L'énergie constitue ainsi un secteur économique très sensible en Italie. La politique énergétique poursuit deux objectifs : d'une part, le développement des sources d'approvisionnement et, d'autre part, l'amélioration de la compétitivité d'un système énergétique aujourd'hui fragile et cher (énergie en moyenne 30 à 40 % plus coûteuse que dans le reste de l'UE). Depuis l'ouverture du marché électrique, la production a augmenté progressivement mais n'est pas suffisante pour couvrir les besoins italiens. L'Italie semble ainsi se préparer à un retour au nucléaire, abandonné en 1987 suite à un référendum national, et développe en parallèle une politique énergétique axée sur l'accroissement des capacités d'importation et de transport, le renforcement de la libéralisation du secteur, le soutien des grandes entreprises italiennes à l'étranger.
La sécurité des approvisionnements, au coeur de la diplomatie énergétique italienne.
A la suite des difficultés rencontrées lors de la crise russo-ukrainienne de l'hiver 2005-2006, l'Italie a favorisé une politique bilatérale avec ses principaux fournisseurs : la Russie et l'Algérie.

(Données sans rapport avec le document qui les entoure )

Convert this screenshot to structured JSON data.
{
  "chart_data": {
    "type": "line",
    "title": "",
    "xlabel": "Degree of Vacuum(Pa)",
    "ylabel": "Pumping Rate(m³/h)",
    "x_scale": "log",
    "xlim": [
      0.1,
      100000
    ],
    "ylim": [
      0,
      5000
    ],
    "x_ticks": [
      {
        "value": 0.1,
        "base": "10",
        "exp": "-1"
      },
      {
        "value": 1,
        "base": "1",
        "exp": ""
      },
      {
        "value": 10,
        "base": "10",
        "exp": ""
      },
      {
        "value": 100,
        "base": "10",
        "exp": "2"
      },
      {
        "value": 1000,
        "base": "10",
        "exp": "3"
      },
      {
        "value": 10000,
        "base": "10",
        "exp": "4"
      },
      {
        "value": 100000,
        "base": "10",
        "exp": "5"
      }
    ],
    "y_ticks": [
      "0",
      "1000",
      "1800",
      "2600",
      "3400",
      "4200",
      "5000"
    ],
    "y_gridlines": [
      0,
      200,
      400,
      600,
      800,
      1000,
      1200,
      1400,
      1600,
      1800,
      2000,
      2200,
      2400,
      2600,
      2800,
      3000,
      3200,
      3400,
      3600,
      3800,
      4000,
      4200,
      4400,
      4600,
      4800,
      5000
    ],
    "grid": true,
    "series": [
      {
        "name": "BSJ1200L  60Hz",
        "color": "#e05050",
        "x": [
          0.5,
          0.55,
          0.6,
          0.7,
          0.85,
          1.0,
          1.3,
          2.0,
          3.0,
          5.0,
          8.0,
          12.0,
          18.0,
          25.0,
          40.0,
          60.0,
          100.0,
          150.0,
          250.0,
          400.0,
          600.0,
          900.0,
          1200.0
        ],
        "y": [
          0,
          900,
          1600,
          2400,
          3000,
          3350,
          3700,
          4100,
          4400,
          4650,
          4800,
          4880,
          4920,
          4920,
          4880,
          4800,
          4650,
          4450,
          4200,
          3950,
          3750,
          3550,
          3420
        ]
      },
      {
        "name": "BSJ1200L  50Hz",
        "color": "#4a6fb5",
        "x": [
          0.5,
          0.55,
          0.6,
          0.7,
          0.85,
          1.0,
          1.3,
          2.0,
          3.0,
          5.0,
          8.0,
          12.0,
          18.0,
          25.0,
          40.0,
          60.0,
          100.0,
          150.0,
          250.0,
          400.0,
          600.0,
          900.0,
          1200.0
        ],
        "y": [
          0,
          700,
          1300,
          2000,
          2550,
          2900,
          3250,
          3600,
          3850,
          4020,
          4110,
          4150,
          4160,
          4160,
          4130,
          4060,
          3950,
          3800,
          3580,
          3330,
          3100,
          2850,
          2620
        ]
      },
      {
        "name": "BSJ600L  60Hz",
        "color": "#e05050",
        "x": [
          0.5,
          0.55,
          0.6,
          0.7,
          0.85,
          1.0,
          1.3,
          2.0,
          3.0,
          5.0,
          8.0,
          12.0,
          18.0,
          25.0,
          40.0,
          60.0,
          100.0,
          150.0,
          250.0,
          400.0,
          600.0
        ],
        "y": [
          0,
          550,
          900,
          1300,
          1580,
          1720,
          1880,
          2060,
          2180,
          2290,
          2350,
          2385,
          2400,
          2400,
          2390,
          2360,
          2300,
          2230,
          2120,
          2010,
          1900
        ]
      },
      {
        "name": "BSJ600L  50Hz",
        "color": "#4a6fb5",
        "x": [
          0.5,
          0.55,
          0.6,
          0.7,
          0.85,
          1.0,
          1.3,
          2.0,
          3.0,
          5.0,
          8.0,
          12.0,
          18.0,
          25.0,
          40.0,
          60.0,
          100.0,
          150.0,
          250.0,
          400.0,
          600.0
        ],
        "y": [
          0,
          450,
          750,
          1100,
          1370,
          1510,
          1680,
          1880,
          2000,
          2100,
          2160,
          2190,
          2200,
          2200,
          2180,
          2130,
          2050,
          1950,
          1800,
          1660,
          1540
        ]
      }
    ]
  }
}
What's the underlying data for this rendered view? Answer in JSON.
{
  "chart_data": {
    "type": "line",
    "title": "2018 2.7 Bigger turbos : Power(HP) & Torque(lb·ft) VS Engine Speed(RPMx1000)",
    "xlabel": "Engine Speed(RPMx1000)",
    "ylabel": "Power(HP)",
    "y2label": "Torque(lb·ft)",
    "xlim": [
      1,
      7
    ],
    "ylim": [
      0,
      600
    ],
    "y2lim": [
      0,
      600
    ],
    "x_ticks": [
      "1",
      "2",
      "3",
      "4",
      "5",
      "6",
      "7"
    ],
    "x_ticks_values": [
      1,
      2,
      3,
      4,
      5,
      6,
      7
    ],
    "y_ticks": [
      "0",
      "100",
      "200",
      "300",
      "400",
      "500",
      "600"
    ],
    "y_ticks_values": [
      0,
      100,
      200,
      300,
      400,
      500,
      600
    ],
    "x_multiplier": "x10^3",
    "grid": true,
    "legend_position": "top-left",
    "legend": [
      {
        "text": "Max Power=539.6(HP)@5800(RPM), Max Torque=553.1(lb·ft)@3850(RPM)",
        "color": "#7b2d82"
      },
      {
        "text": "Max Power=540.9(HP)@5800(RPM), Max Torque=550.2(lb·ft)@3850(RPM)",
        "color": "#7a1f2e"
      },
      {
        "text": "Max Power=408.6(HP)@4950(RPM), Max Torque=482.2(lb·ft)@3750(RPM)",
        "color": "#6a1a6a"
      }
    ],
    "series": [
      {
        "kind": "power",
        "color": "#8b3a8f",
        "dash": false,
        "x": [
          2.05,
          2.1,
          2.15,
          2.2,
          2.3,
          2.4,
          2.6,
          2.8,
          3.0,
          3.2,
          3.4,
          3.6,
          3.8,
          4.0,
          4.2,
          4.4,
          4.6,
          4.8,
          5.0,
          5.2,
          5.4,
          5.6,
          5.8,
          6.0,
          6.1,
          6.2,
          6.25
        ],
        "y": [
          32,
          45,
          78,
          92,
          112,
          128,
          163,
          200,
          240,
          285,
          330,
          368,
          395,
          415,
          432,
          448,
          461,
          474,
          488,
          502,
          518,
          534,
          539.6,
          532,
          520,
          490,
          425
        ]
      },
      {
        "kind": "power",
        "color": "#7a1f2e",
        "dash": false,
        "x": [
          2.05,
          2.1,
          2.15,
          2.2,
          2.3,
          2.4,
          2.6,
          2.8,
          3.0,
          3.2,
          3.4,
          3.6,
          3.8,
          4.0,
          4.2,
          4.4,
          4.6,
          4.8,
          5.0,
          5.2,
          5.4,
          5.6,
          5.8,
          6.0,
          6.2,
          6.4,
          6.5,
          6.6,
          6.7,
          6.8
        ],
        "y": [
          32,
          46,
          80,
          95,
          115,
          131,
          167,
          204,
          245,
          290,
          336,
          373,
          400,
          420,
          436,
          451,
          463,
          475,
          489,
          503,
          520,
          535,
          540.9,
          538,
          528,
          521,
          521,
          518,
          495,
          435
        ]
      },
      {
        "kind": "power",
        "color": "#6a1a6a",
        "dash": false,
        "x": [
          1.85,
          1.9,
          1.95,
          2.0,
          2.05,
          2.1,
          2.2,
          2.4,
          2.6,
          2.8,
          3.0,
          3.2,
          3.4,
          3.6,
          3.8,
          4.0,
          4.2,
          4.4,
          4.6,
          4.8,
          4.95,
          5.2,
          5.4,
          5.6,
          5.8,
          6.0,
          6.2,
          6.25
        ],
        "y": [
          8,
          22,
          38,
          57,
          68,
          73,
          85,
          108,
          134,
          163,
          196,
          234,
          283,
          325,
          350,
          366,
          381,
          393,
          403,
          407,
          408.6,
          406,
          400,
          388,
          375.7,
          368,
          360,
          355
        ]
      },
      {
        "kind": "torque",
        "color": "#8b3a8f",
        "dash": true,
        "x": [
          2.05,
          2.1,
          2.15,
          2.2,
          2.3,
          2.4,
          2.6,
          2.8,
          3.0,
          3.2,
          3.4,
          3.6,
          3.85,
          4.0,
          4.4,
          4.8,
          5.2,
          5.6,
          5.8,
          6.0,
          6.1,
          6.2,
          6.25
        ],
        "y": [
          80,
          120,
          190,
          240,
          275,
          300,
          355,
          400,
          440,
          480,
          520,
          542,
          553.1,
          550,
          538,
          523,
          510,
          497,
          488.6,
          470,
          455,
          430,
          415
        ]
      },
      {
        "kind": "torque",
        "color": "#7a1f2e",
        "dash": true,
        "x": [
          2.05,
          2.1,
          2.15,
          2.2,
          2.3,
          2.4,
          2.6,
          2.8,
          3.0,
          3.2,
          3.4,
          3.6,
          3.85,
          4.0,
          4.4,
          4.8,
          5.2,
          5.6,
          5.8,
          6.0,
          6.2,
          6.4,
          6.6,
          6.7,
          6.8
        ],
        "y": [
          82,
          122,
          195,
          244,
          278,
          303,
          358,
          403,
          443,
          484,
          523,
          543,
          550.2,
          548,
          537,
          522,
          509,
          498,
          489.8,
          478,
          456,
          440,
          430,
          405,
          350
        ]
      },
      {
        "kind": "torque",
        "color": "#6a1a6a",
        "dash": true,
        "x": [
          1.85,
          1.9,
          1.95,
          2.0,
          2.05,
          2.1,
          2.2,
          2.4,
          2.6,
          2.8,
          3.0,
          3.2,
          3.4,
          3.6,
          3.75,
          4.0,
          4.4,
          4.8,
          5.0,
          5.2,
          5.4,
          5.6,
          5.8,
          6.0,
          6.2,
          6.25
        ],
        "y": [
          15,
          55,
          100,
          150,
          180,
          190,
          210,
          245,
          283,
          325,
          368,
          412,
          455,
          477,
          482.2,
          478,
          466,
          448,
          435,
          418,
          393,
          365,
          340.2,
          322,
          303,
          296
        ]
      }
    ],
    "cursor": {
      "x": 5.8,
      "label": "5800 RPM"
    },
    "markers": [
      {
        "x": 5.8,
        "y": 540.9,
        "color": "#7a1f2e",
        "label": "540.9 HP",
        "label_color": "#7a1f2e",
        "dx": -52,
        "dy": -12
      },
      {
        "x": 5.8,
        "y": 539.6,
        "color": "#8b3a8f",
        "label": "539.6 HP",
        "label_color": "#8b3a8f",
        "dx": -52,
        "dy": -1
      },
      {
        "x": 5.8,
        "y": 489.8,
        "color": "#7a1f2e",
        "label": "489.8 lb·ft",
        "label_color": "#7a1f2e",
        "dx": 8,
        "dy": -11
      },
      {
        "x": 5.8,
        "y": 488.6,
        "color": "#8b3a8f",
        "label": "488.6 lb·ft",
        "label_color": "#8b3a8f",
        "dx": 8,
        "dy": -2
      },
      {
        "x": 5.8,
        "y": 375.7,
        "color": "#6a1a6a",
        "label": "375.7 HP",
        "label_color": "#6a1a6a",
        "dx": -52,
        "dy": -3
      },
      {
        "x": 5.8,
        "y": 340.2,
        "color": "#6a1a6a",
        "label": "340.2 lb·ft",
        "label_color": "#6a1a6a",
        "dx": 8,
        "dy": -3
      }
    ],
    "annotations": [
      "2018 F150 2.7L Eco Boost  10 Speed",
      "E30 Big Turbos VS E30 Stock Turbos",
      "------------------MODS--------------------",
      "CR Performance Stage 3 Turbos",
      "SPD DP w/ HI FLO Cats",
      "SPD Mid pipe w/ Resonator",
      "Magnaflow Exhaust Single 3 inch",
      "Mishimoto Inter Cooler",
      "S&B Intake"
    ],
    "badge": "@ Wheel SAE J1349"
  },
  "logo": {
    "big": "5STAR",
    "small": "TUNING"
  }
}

L'accord signé en novembre 2006 à Moscou entre Eni et Gazprom assure les approvisionnements en gaz de la péninsule jusqu'en 2035 2 ( * ) , en contrepartie d'un accès direct de Gazprom au marché italien 3 ( * ) . De même, l'Italie s'est alliée avec l'Algérie grâce à un partenariat avec la société algérienne Sonatrach, et un accord intergouvernemental pour la réalisation du gazoduc Galsi entre les côtes algériennes, sardes et toscanes qui devrait voir le jour en 2012.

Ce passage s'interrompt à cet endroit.